The Central Bank of The Bahamas (CBOB) has collected just over half a million dollars through its penny redemption exercise, which started about nine months ago.
The one-cent coin was decommissioned on December 31, however residents had until June 30 to redeem the value of the penny by weight.
“The 118-day redemption exercise was facilitated by Central Bank representatives at various locations in New Providence, Grand Bahama, Exuma, Eleuthera, Long Island, Abaco and Andros. Other family island redemptions were
facilitated through arrangements with island administrator offices.
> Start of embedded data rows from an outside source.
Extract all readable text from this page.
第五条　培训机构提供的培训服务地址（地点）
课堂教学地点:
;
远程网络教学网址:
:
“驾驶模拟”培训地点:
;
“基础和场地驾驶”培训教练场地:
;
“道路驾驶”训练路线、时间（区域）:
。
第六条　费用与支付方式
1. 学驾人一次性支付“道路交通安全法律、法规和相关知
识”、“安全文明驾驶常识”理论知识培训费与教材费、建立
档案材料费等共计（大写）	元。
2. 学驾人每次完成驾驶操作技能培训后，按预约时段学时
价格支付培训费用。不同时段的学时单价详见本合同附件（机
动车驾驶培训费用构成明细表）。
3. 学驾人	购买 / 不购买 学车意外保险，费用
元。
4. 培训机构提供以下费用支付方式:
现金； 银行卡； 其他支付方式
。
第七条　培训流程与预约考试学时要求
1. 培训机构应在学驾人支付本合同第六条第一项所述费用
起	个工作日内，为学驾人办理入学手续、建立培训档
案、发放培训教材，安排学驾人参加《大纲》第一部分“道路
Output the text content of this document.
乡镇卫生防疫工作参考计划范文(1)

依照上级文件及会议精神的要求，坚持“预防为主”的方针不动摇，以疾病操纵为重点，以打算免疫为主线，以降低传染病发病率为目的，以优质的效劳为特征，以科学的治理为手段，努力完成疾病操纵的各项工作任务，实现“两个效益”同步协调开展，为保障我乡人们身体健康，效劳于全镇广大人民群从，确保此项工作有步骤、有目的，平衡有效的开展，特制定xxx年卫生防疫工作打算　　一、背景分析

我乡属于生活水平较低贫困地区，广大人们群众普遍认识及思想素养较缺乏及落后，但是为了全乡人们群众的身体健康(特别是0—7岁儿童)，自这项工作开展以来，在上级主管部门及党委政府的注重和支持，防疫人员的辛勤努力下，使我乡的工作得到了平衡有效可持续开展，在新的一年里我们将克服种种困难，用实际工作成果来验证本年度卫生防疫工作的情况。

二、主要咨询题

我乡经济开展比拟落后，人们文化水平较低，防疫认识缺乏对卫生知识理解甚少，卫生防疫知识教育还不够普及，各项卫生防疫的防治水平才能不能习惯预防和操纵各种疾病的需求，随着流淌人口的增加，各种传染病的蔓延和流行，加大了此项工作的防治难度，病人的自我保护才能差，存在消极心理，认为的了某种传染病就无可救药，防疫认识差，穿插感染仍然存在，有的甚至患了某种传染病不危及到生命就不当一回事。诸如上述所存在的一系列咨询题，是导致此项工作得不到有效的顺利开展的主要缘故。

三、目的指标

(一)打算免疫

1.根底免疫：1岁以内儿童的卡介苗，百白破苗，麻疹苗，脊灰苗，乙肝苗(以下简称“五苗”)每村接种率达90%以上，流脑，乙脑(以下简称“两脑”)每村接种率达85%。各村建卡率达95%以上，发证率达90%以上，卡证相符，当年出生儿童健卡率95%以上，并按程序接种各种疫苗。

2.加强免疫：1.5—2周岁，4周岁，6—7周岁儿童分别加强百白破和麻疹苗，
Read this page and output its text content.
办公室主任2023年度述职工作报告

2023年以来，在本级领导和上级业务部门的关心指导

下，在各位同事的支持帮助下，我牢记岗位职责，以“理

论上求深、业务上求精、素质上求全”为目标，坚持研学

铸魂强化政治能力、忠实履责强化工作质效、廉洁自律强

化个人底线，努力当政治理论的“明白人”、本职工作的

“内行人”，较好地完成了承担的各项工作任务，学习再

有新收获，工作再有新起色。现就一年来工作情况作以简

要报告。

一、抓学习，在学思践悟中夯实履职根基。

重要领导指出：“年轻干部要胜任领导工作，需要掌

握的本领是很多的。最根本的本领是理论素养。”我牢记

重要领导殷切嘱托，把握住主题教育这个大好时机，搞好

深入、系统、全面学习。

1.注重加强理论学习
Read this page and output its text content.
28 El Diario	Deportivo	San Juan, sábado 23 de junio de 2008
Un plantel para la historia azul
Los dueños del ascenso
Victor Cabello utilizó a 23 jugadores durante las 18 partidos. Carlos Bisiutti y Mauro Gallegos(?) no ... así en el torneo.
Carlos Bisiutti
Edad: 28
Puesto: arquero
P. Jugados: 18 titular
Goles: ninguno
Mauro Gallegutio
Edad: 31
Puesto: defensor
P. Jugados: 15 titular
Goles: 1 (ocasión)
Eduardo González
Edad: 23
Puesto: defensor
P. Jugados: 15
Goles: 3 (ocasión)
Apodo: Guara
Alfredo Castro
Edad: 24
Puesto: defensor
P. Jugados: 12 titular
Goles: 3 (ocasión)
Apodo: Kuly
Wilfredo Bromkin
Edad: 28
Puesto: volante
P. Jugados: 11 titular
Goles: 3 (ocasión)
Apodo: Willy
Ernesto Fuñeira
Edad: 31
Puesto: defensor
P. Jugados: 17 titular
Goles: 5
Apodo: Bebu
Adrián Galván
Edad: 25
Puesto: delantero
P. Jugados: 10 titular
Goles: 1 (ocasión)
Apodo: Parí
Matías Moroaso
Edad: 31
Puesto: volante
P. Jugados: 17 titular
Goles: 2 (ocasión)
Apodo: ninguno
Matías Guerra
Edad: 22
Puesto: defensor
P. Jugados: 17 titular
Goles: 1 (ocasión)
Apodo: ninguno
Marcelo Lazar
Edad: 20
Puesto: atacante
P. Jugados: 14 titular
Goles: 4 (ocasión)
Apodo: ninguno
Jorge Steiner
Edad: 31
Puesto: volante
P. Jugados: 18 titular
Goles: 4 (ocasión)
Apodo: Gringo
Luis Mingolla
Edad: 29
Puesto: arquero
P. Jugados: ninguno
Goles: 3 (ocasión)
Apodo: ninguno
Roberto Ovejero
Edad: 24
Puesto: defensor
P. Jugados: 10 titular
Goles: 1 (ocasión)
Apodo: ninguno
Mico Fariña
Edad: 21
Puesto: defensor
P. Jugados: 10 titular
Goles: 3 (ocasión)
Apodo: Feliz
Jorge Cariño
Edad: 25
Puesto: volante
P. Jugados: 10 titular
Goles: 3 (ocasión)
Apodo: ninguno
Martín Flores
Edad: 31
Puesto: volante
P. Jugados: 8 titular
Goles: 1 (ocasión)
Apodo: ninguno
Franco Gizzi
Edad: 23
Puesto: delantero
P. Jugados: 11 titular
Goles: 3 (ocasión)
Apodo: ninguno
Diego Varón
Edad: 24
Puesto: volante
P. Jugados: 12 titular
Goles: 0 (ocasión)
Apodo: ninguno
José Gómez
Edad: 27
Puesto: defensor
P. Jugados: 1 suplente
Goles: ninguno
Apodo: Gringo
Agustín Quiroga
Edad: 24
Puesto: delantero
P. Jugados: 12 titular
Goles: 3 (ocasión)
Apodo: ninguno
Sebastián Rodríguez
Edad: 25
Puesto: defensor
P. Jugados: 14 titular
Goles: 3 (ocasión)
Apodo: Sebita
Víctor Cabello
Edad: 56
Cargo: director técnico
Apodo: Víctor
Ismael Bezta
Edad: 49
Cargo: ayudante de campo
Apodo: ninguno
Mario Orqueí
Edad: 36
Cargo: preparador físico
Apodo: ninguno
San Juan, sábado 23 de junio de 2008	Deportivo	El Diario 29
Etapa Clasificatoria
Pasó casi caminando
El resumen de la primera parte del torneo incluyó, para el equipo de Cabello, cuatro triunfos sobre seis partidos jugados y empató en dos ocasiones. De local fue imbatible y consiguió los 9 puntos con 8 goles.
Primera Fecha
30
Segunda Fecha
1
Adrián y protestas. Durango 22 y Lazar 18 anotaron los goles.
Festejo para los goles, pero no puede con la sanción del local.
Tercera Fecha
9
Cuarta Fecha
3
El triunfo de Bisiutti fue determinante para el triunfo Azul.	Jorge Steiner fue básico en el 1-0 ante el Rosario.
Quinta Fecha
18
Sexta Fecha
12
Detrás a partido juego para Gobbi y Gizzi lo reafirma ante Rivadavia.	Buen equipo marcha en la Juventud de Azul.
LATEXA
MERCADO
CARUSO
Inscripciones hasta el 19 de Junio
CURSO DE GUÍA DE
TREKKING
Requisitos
During the exercise, 8,440 persons redeemed approximately 55.74 million pennies valued at $557,400,” the CBOB noted in a release.
“The Central Bank acknowledges that a sizeable amount of the coins that were not redeemed by the public are unlikely to be in anyone’s possession inside The Bahamas. Over the last half century, more than 700 million one-cent coins were issued to the public. Although some are still held by locals, others have been either lost or permanently taken out of the country by travelers, whether intentional or not. The bank will share more analysis on these particulars in due course.”
When the Central Bank announced the demonetization of the penny last year, it anticipated that at least 215 million coins out in circulation would be redeemed.
CBOB made the decision to ax the penny after studying the cost of producing the coin versus its actual value. The bank found that it cost $443,000 to distribute the one cent coin and that it could save $7 million over ten years through its elimination.
The last time pennies were manufactured was in 2015.
The first penny was minted in 1966, when the Bahamian dollar officially replaced the British Pound Sterling.